Perante um sofrimento intolerável, o principal direito do doente é não estar em sofrimento intolerável e o principal dever dos profissionais de saúde é evitar que o sofrimento alguma vez venha a ficar intolerável. Não podemos desistir de cuidar para evitar qualquer tipo de sofrimento. E quando não for mais possível eliminar todo o sofrimento, cabe a todos nós, atribuir-lhe significado e dar-lhe um sentido. A morte não é um fracasso da medicina e da enfermagem, mas a falta de cuidado, é.
Sendo um tema humano que pertence e diz respeito a toda a sociedade, a eutanásia passa essencialmente pelos profissionais de saúde. São os profissionais de saúde que cuidam, são os que testemunham o sofrimento, são os que têm conhecimentos e meios para identificar e acabar com o sofrimento, são os que acolhem o pedido de eutanásia, e em caso de legalização, são quem executa o pedido.
Neste sentido, os profissionais de saúde são o grupo de pessoas da sociedade que mais deveria debater e promover reflexões sobre a eutanásia. Os profissionais que acolhem o pedido, devem considera-lo uma urgência, pois tudo o que o doente nos está a dizer, é que assim não consegue viver. Esta ambivalência leva-nos ao princípio da precaução.
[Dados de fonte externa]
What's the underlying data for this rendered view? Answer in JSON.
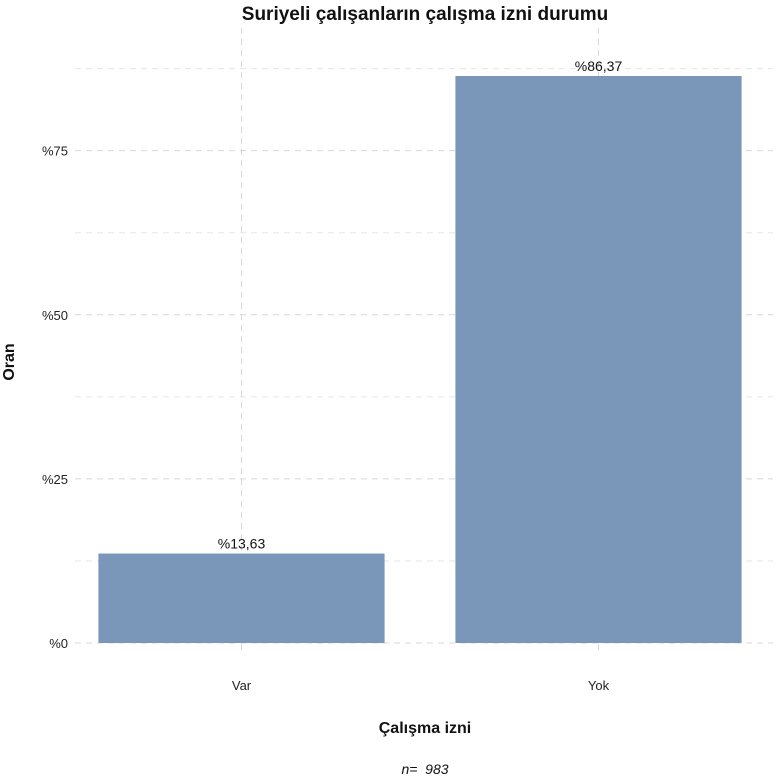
{
  "chart_data": {
    "type": "bar",
    "title": "Suriyeli çalışanların çalışma izni durumu",
    "xlabel": "Çalışma izni",
    "ylabel": "Oran",
    "categories": [
      "Var",
      "Yok"
    ],
    "values": [
      13.63,
      86.37
    ],
    "data_labels": [
      "%13,63",
      "%86,37"
    ],
    "ylim": [
      0,
      86.37
    ],
    "yticks": [
      0,
      25,
      50,
      75
    ],
    "ytick_labels": [
      "%0",
      "%25",
      "%50",
      "%75"
    ],
    "bar_color": "#7a97ba",
    "grid": true,
    "caption": "n=  983"
  }
}
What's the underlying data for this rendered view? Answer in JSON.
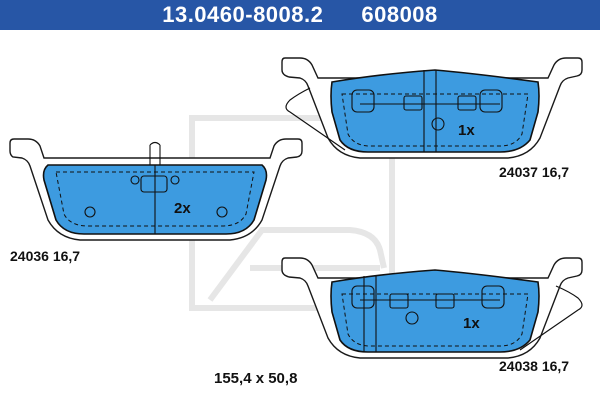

Quantas pessoas que sobreviveram a uma tentativa de suicídio, se arrependeram do ato? Na eutanásia, não há tempo para mudar de ideias, porque no último momento, a autonomia foi entregue a outro.
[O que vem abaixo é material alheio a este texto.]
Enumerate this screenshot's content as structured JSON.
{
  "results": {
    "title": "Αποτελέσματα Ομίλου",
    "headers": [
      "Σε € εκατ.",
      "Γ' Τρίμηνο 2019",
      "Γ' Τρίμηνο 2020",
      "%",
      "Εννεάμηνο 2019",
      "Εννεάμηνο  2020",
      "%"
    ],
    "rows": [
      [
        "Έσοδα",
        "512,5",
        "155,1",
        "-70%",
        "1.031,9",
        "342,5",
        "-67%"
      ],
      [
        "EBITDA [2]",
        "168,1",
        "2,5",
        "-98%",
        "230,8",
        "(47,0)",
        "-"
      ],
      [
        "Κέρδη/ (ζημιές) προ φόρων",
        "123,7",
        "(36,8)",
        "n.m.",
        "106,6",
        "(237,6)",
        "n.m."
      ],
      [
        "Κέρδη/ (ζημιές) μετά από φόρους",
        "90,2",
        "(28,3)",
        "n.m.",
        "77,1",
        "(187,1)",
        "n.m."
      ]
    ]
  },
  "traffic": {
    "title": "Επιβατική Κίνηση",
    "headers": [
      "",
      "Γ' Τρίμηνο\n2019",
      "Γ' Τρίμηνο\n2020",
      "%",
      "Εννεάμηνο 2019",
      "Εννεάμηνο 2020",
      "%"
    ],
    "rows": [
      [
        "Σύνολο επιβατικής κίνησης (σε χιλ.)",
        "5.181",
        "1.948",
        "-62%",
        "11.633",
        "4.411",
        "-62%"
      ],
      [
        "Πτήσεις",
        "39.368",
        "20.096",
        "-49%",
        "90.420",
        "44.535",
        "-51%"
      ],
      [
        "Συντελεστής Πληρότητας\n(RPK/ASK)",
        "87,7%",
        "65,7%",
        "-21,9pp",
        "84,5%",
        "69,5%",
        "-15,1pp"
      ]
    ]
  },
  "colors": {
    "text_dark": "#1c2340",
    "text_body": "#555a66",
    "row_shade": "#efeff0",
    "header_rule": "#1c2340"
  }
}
É fundamental dar atenção aos países em que a eutanásia está legalizada ou despenalizada, para verificarmos: que os pedidos explícitos são cada vez menos respeitados; que a situação de excecionalidade da intervenção está cada vez mais banalizada; que há cada vez mais pessoas que não estão em situação de fim de vida e sem doença fatal a serem eutanasiadas; que há doentes a serem eutanasiados porque têm má qualidade de vida, segundo os critérios do seu médico; que a dor em doentes oncológicos justifica a eutanásia; que há cada vez mais doentes com perda de autonomia e em situação de solidão, que são eutanasiados.
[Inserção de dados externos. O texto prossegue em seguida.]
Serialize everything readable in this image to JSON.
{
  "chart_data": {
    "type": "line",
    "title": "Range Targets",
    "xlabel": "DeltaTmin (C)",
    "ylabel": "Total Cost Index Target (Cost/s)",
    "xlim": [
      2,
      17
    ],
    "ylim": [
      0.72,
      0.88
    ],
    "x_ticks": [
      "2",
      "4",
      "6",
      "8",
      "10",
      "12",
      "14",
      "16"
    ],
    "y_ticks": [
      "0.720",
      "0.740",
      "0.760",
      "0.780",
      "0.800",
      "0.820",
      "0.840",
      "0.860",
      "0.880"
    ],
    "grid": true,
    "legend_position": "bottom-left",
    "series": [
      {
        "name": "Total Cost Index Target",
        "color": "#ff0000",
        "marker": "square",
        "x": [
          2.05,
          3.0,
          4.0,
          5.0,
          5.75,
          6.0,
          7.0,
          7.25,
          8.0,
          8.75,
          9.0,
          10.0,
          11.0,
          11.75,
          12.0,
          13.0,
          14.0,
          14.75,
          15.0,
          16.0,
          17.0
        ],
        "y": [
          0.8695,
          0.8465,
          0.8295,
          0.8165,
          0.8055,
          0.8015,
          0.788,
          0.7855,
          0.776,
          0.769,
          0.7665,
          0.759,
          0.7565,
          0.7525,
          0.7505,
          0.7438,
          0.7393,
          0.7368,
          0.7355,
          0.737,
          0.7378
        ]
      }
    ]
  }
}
É sempre oportuno debater temas importantes. E falar sobre eutanásia em qualquer momento, é fundamental para esclarecer dúvidas, incertezas e inquietações. Mas seria muito mais oportuno falar sobre eutanásia, depois: de termos uma rede de cuidados paliativos de adultos e pediátricos, onde todos podem ter acesso a este direito de forma precoce; de termos uma formação generalizada a todos os profissionais de saúde sobre cuidados paliativos e intervenções para a dor; de termos controlado a iliteracia em saúde; de aferirmos conceitos para que possamos estar todos a falar de assuntos importantes sem enviesamentos gramaticais; e, de todos cumprirmos os respetivos códigos deontológicos e princípios éticos.
Muitas questões ficarão sempre por responder, e essas são as questões determinantes para se encontrar uma solução. Se não vejamos como conseguimos responder a estas: Se a eutanásia é a boa morte, será que estamos a cometer erros no acompanhamento na morte dos doentes que morrem naturalmente? Como avaliamos o sofrimento intolerável, se ele nem sequer deveria existir? Quem tem competência para avaliar o sofrimento e como o vai mensurar? Para que um pedido de eutanásia seja considerado sério e consistente, quantas vezes o doente o deve solicitar?
Que desafios esperam os médicos para corresponder a esta prática? Que desafios esperam os enfermeiros se for uma intervenção interdependente? Que alterações teóricas e técnicas são necessárias implementar na formação destes profissionais de saúde? O estado deverá apenas permitir a eutanásia ou deveremos ter no orçamento de estado verba para a praticar? Se aceitamos a eutanásia a pedido, porque fazemos tudo para salvar uma pessoa que tentou o suicídio? Será que é mesmo eutanásia que queremos designar à morte a pedido?
À luz do artigo 134º do Código Penal, não será mais honesto chamar homicídio a pedido e consentido?